La abuela se dejó subir a la silla de ruedas que le hizo el abuelo porque estaba convencida de que las americanas no sabían mentir. También permaneció entre el murete con las manos protegidas con guantes de lona. Según iba encontrando huesos y huesecillos los iba guardando en los bolsillos de su delantal como si fueran fresas maduras.
Yo vi al abuelo alargar sus labios estriados y emitir el silbido característico de los tordos de la tierra. Lo hacía tan bien que él mismo parecía un tordo cantando la huida del sol al atardecer, que es cuando más cantan. Las lágrimas comenzaron a correr por los surcos que bajaban por los costados de su nariz y cuanto más fea se le ponía su cara de viejo más hermosos le salían los trinos.

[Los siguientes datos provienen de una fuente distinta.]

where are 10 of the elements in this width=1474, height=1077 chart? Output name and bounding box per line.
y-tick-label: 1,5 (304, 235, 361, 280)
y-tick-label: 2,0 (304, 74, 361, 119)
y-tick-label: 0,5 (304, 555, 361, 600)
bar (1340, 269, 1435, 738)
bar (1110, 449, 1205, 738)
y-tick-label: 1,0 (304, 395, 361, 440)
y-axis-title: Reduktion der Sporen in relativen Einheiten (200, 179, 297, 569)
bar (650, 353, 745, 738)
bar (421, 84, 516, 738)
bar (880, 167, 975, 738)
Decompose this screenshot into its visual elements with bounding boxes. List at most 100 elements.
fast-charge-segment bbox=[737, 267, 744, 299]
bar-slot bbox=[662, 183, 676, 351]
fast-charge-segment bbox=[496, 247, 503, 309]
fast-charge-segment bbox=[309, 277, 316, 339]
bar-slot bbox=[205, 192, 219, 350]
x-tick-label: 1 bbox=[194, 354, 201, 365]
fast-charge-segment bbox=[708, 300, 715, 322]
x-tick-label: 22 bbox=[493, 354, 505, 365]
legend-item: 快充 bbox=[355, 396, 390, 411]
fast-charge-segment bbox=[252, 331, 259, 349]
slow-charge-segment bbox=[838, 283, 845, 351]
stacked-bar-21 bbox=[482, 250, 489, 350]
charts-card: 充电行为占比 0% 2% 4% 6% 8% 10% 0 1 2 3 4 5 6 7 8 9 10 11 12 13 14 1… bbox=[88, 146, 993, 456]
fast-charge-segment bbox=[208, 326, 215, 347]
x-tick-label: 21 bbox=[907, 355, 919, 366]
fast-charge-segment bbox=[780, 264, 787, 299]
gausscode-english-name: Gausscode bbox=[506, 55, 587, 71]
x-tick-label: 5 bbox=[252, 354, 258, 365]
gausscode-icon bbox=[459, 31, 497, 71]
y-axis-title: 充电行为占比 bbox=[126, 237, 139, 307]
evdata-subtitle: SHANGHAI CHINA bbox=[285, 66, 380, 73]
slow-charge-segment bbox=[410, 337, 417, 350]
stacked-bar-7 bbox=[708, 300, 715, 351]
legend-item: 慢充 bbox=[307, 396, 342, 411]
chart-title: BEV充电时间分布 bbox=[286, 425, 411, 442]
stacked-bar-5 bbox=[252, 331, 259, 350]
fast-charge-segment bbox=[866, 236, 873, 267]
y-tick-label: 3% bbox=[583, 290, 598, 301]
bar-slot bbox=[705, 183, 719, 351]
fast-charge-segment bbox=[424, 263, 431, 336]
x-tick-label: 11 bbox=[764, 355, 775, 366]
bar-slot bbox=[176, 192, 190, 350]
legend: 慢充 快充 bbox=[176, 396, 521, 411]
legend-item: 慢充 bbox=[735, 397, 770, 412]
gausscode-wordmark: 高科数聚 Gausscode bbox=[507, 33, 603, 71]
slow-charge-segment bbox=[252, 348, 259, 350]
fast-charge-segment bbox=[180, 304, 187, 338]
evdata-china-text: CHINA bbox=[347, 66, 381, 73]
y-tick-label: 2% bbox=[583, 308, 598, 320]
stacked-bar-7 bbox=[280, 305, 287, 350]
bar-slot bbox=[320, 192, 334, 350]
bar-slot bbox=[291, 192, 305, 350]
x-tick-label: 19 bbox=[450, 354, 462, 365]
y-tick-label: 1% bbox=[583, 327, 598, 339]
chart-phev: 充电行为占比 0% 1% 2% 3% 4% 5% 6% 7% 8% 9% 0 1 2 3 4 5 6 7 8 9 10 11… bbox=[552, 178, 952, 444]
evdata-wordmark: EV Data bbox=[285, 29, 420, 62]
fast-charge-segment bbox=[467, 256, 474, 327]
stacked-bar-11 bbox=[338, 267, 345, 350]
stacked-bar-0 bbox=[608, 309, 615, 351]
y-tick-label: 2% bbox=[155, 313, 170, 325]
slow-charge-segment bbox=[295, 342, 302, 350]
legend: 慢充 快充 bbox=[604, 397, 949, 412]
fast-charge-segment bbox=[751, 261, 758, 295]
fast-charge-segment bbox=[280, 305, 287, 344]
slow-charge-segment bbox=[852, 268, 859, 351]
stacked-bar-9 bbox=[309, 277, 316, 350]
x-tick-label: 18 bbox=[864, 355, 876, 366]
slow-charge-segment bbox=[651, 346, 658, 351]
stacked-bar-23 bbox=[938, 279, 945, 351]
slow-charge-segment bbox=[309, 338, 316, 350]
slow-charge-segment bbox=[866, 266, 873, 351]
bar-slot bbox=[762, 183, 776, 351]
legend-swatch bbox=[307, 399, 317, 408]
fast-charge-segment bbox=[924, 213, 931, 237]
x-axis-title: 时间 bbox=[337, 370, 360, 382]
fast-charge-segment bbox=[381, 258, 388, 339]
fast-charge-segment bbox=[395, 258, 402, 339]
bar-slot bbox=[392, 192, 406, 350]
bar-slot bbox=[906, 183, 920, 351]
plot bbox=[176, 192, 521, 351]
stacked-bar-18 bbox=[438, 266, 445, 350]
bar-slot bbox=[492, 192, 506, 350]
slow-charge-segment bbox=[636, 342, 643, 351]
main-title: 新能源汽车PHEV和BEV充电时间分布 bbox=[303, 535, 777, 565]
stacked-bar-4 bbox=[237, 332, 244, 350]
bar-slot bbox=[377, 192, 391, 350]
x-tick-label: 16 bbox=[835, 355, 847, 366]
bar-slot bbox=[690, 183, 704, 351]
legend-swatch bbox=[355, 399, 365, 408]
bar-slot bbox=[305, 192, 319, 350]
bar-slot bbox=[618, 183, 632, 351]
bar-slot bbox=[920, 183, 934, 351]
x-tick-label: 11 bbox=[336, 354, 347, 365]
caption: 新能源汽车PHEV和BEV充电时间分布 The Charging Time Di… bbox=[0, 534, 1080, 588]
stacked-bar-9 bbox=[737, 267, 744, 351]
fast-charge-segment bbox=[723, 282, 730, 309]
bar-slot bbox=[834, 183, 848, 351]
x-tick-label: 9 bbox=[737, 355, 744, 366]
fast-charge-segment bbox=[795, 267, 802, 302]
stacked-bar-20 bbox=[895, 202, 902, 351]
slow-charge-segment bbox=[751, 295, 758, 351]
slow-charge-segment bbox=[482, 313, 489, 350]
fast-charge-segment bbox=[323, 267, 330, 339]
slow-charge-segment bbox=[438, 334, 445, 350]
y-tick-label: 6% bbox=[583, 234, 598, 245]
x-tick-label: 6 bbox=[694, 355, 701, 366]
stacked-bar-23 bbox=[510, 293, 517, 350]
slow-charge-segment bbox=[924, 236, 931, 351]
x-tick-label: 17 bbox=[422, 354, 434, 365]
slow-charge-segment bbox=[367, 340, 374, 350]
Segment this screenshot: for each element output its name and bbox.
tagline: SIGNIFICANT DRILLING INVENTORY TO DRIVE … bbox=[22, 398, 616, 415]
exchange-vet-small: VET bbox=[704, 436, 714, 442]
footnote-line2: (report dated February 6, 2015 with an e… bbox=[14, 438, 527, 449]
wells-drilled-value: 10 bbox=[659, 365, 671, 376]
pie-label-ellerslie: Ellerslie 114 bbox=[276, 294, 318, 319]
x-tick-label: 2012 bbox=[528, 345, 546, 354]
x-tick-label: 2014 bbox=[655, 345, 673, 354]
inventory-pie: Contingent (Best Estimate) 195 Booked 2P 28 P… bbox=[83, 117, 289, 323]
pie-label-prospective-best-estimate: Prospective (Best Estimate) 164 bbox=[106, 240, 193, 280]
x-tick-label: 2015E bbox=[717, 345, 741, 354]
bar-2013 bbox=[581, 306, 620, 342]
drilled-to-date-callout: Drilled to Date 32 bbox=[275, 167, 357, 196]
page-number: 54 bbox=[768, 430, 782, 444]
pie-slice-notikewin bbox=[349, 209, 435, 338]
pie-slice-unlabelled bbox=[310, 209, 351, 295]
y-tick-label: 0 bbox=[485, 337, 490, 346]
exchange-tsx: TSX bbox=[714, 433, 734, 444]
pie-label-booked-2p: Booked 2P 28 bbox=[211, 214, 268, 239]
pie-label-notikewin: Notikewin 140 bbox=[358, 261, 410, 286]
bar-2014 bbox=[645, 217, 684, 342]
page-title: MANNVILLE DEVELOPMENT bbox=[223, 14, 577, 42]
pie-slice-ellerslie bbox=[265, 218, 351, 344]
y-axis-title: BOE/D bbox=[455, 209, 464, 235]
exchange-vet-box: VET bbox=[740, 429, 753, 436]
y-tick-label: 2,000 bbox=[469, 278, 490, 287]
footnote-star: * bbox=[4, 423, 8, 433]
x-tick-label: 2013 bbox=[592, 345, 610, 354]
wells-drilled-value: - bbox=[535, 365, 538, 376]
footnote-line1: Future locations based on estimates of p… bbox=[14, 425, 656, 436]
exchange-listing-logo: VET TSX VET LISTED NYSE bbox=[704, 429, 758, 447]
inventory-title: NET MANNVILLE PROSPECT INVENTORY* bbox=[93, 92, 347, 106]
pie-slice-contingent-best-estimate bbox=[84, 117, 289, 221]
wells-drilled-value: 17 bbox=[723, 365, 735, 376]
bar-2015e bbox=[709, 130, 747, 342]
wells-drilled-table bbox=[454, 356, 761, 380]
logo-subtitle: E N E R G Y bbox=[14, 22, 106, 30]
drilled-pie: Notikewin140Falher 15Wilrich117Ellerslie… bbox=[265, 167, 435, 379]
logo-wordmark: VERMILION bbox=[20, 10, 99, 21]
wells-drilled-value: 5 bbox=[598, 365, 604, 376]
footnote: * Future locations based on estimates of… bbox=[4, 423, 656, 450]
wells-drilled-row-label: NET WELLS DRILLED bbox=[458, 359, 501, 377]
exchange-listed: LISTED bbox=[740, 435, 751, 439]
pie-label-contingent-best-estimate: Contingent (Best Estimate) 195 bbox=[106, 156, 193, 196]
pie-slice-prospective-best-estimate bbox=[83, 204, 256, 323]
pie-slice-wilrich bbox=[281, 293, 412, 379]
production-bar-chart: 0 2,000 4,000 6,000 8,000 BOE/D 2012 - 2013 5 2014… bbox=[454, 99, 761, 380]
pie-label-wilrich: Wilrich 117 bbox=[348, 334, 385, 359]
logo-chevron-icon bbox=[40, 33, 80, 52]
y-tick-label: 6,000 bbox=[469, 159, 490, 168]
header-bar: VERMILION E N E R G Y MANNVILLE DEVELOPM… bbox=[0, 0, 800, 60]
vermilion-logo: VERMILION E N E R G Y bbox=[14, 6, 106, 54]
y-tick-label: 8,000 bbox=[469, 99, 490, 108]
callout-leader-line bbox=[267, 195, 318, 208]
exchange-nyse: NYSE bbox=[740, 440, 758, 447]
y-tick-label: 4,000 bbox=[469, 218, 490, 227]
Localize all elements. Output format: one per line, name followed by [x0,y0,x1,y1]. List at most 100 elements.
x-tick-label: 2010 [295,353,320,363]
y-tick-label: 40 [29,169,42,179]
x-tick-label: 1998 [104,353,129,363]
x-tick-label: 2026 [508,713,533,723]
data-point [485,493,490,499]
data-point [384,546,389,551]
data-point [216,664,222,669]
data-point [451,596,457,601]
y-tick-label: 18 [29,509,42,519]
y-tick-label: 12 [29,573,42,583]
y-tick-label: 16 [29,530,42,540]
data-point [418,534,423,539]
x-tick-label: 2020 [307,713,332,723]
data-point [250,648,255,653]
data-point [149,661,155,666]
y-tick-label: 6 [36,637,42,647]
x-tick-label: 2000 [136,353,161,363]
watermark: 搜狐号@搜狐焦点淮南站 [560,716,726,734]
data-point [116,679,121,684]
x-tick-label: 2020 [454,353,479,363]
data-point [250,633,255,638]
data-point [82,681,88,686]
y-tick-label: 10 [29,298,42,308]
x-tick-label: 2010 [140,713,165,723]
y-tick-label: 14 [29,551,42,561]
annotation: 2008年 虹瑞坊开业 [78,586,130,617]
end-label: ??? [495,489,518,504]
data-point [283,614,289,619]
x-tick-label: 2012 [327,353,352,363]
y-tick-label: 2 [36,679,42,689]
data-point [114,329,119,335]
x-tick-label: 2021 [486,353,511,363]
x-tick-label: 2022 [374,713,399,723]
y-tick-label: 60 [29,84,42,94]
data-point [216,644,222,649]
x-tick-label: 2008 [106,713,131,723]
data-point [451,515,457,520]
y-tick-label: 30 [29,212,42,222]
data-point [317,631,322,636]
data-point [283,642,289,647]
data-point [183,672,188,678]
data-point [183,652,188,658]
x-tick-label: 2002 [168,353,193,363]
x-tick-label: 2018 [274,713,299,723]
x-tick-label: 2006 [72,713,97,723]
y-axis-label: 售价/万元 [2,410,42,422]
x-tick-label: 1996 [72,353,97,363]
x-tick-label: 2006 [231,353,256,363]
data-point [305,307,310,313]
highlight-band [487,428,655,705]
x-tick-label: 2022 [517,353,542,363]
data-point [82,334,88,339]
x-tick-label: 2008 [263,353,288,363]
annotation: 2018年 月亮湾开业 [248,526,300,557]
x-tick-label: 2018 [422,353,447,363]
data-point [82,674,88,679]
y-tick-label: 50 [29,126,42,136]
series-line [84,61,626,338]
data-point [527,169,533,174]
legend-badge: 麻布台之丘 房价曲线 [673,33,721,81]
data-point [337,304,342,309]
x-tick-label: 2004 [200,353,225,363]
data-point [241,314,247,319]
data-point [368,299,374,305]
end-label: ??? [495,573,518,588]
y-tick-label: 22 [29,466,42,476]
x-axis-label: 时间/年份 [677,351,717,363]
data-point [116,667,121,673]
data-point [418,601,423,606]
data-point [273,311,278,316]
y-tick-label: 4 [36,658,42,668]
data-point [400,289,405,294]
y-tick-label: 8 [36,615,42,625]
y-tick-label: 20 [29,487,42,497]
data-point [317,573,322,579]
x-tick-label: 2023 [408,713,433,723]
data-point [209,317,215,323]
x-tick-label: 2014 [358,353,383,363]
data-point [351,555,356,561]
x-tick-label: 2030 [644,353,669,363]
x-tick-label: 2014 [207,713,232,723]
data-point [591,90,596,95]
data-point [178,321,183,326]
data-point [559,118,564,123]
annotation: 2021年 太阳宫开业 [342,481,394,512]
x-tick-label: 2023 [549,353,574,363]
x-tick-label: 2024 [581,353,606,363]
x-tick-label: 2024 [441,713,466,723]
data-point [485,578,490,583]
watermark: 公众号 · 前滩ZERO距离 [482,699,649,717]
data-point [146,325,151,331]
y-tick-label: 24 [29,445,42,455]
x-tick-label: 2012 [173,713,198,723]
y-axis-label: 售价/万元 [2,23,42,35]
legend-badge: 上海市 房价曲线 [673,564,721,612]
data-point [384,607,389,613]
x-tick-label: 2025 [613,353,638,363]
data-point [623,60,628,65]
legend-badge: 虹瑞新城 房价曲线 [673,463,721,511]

La abuela, sin dejar de escarbar la tierra con sus dedos convertidos en garras dijo muy dulce:
- ¿No escuchas cantar al tordo? El canto de los mirlos le volvía loco de alegría a Hipólito cuando era niño. ¿Recuerdas?

VII

Todos empujaban del carro. Y les dejaban a los abuelos recoger los huesos enterrados entre las raíces de espinos de flores blancas y pinchos duros. Es increíble que el abuelo aprendiera a cantar como los tordos negros y a coger con brío el teléfono diez años antes de ponerse a morir. Hay cosas difíciles de comprender. Tan difíciles como el hallazgo de los huesos de mi tío entre las piedras de un muro que un día fue redil de ovejas y ahora un montón de cantos en donde nacían fresas salvajes y una selva de espinos blancos.
Doña Matilde se siguió sentando en su manta y dibujando letras con las manos.
- Manitú lo ve todo.
El abuelo solía ir al cementerio al apagarse el día. Escondido entre cruces de mármol, lanzaba silenciosos trinos en dirección a la tumba nueva del tío Hipólito.